Şehadetine burada sevinip kına arayan orospuçocuklarının ölümüne bile üzülebilecek kadar adam gibi adamdır. tanımayanlar kendi fikir pencerelerinden hayata bakmadığından olsa gerek sürekli 30 sene evvelki olayları anlatırda anlatır, katar da katar, fakat şu bir gerçektirki 12 eylül dönem,nde yargılanıp içerde yatan, sonradan suçsuzluğu ispat edilip çıkan, üstüne üstelik yurtdışlarına kaçan çoğu kişi maddi manevi tazminat davaları açıp ülkesini avrupaya şikayet ederken kendisi 7,5 senenin sonunda suçsuz bulunup salıverilmiş, ve ülkesini dışarıya şikayet etmemiştir.

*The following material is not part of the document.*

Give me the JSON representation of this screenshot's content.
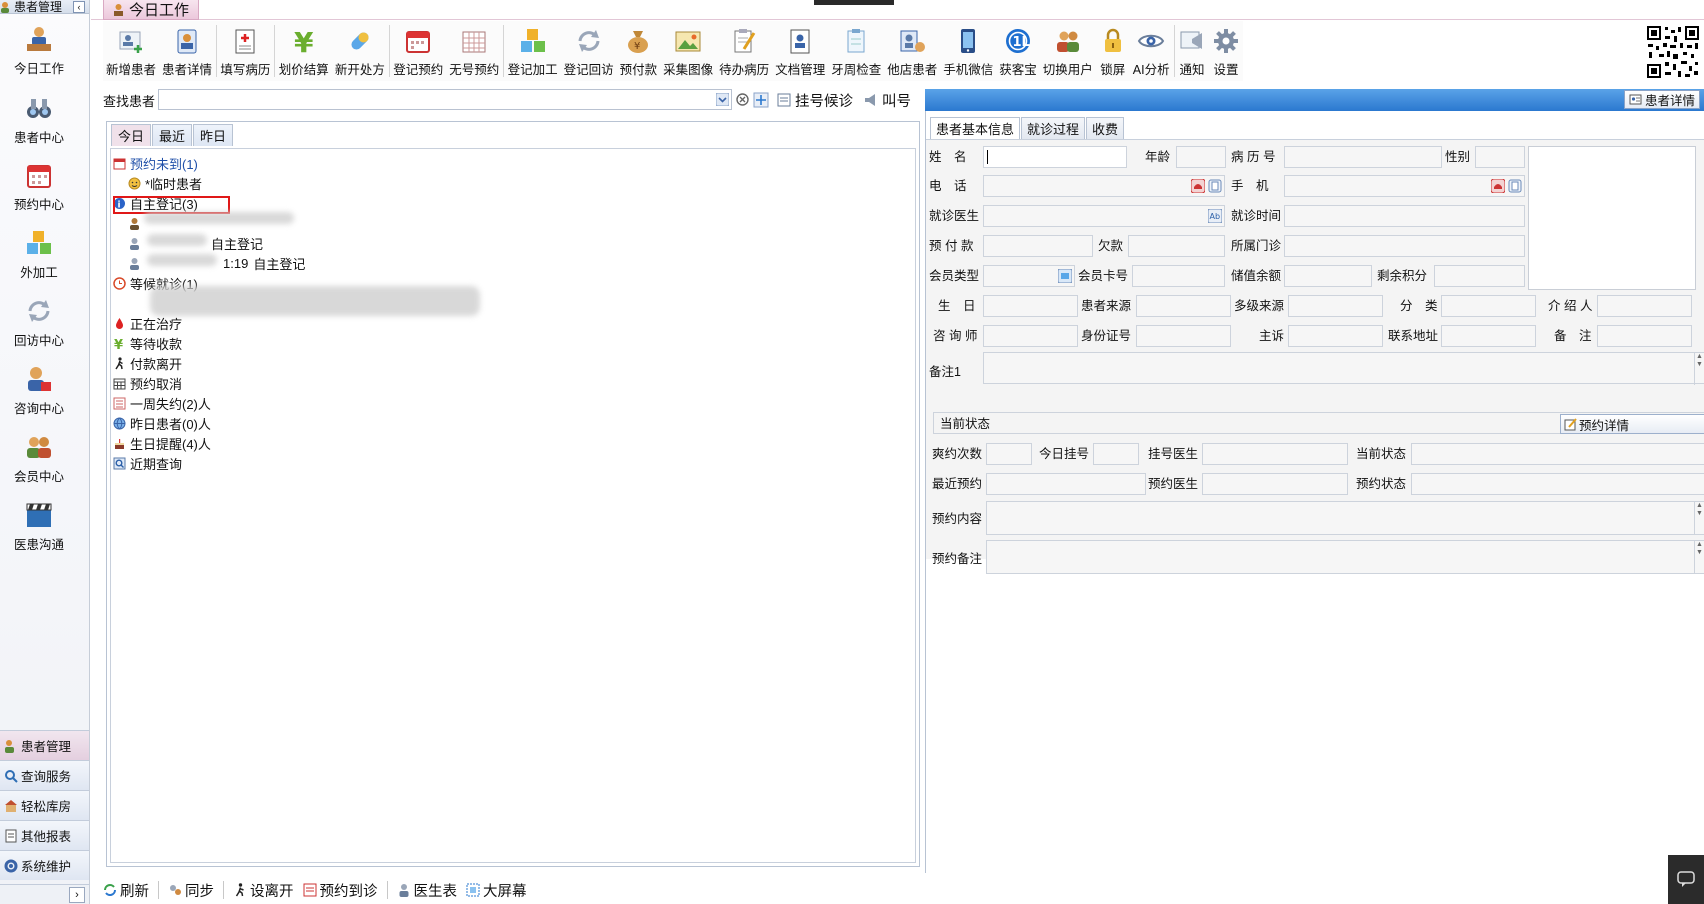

VAKTiYLE kendi ağzından kısmen ve özet anlatılan, ancak şuan aklıma gelmeyen bir gazetecinin ağzından anlatılan bir hikaye anlatacağım kısaca..
...
Muhsin Başkanın Tuna caddesindeki parti binasına geçiyoruz, saat 14:00 de röportajımız var. Sekreterinin yanında bekliyoruz, öğendiğimiz kadarıyla içerde misafiri varmış, derken içerden çok yaşlı bir kadın ve yanında da 14- 15 yaşlarında bir kız çocuğu, dualar ederek odadan çıkıyorlar, ben kapıya yaklaşıyorum ki, Başkan kapıya kadar bu halkın içinden kopan kişileri kapıya kadar yolcu ediyor. Beni görerek kafasıyla "gel" diyor. Neyse içeri girdik. Tokalaştık. Gözleri dolu dolu, hafiften kırmızılık akıyor göz aklarından. Direk sordum başkana. Kapıyı işaret ederek?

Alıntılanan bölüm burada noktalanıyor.